Sur les conclusions aux fins d’injonction sous astreinte :

Le présent jugement, eu égard au motif d’annulation qui le fonde, implique nécessairement qu’il soit enjoint au préfet du Nord de délivrer à Mme B... et à M. D... la carte de résident prévue à l’article L. 424-1 du code de l'entrée et du séjour des étrangers et du droit d'asile dans un délai d’un mois à compter de la notification du présent jugement. Il n’y a pas lieu d’assortir cette injonction d’une astreinte.

Sur les frais liés au litige :

Mme B... et M. D... ont obtenu chacun le bénéfice de l’aide juridictionnelle.
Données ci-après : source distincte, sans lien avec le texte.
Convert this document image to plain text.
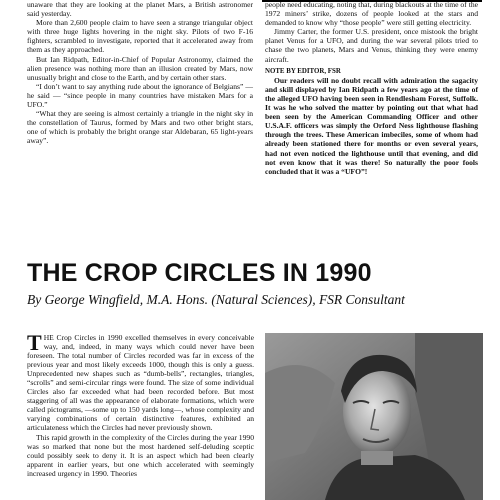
unaware that they are looking at the planet Mars, a British astronomer said yesterday.

More than 2,600 people claim to have seen a strange triangular object with three huge lights hovering in the night sky. Pilots of two F-16 fighters, scrambled to investigate, reported that it accelerated away from them as they approached.

But Ian Ridpath, Editor-in-Chief of Popular Astronomy, claimed the alien presence was nothing more than an illusion created by Mars, now unusually bright and close to the Earth, and by certain other stars.

“I don’t want to say anything rude about the ignorance of Belgians” — he said — “since people in many countries have mistaken Mars for a UFO.”

“What they are seeing is almost certainly a triangle in the night sky in the constellation of Taurus, formed by Mars and two other bright stars, one of which is probably the bright orange star Aldebaran, 65 light-years away”.

people need educating, noting that, during blackouts at the time of the 1972 miners’ strike, dozens of people looked at the stars and demanded to know why “those people” were still getting electricity.

Jimmy Carter, the former U.S. president, once mistook the bright planet Venus for a UFO, and during the war several pilots tried to chase the two planets, Mars and Venus, thinking they were enemy aircraft.

NOTE BY EDITOR, FSR

Our readers will no doubt recall with admiration the sagacity and skill displayed by Ian Ridpath a few years ago at the time of the alleged UFO having been seen in Rendlesham Forest, Suffolk. It was he who solved the matter by pointing out that what had been seen by the American Commanding Officer and other U.S.A.F. officers was simply the Orford Ness lighthouse flashing through the trees. These American imbeciles, some of whom had already been stationed there for months or even several years, had not even noticed the lighthouse until that evening, and did not even know that it was there! So naturally the poor fools concluded that it was a “UFO”!

THE CROP CIRCLES IN 1990

By George Wingfield, M.A. Hons. (Natural Sciences), FSR Consultant

THE Crop Circles in 1990 excelled themselves in every conceivable way, and, indeed, in many ways which could never have been foreseen. The total number of Circles recorded was far in excess of the previous year and most likely exceeds 1000, though this is only a guess. Unprecedented new shapes such as “dumb-bells”, rectangles, triangles, “scrolls” and semi-circular rings were found. The size of some individual Circles also far exceeded what had been recorded before. But most staggering of all was the appearance of elaborate formations, which were called pictograms, —some up to 150 yards long—, whose complexity and varying combinations of certain distinctive features, exhibited an articulateness which the Circles had never previously shown.

This rapid growth in the complexity of the Circles during the year 1990 was so marked that none but the most hardened self-deluding sceptic could possibly seek to deny it. It is an aspect which had been clearly apparent in earlier years, but one which accelerated with seemingly increased urgency in 1990. Theories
Par suite, leur avocat peut se prévaloir des dispositions de l’article 37 de la loi du 10 juillet 1991. Il y a lieu, dans les circonstances de l’espèce, de mettre à la charge de l’Etat la somme de 1 800 euros à verser à Me Doré, sous réserve que cette dernière renonce à percevoir la somme correspondant à la part contributive de l’État.


D E C I D E :


Article 1er : Il n’y a pas lieu de statuer sur les demandes d’admission de Mme B... et M. D... au bénéfice de l’aide juridictionnelle à titre provisoire.

Article 2 : Les décisions implicites par lesquelles le préfet du Nord a refusé de délivrer à Mme B... et à M. D... un titre de séjour sont annulées.

Article 3 : Il est enjoint au préfet du Nord de délivrer à Mme B... et à M. D... la carte de résident prévue à l’article L. 424-1 du code de l'entrée et du séjour des étrangers et du droit d'asile dans un délai d’un mois à compter de la notification du présent jugement.

Article 4 : L’Etat versera à Me Doré une somme de 1 800 euros en application des dispositions du deuxième alinéa de l’article 37 de la loi du 10 juillet 1991, sous réserve que Me Doré renonce à percevoir la somme correspondant à la part contributive de l’Etat.

Article 5 : Le surplus des requêtes est rejeté.















Article 6 : Le présent jugement sera notifié à Mme C... B..., à M. E... D..., à Me Camille Doré et au préfet du Nord.

Copie en sera adressée pour information au ministre de l’intérieur.

Délibéré après l'audience du 6 novembre 2025, à laquelle siégeaient :

- Mme Hamon, présidente,
- Mme Bergerat, première conseillère,
- Mme Barre, conseillère.

Rendu public par mise à disposition au greffe le 27 novembre 2025.



La rapporteure,

Signé


S. Bergerat


La présidente,


Signé

P. HamonLa greffière,

Signé


S. Ranwez

La République mande et ordonne au préfet du Nord en ce qui le concerne ou à tous commissaires de justice à ce requis en ce qui concerne les voies de droit commun contre les parties privées, de pourvoir à l'exécution de la présente décision.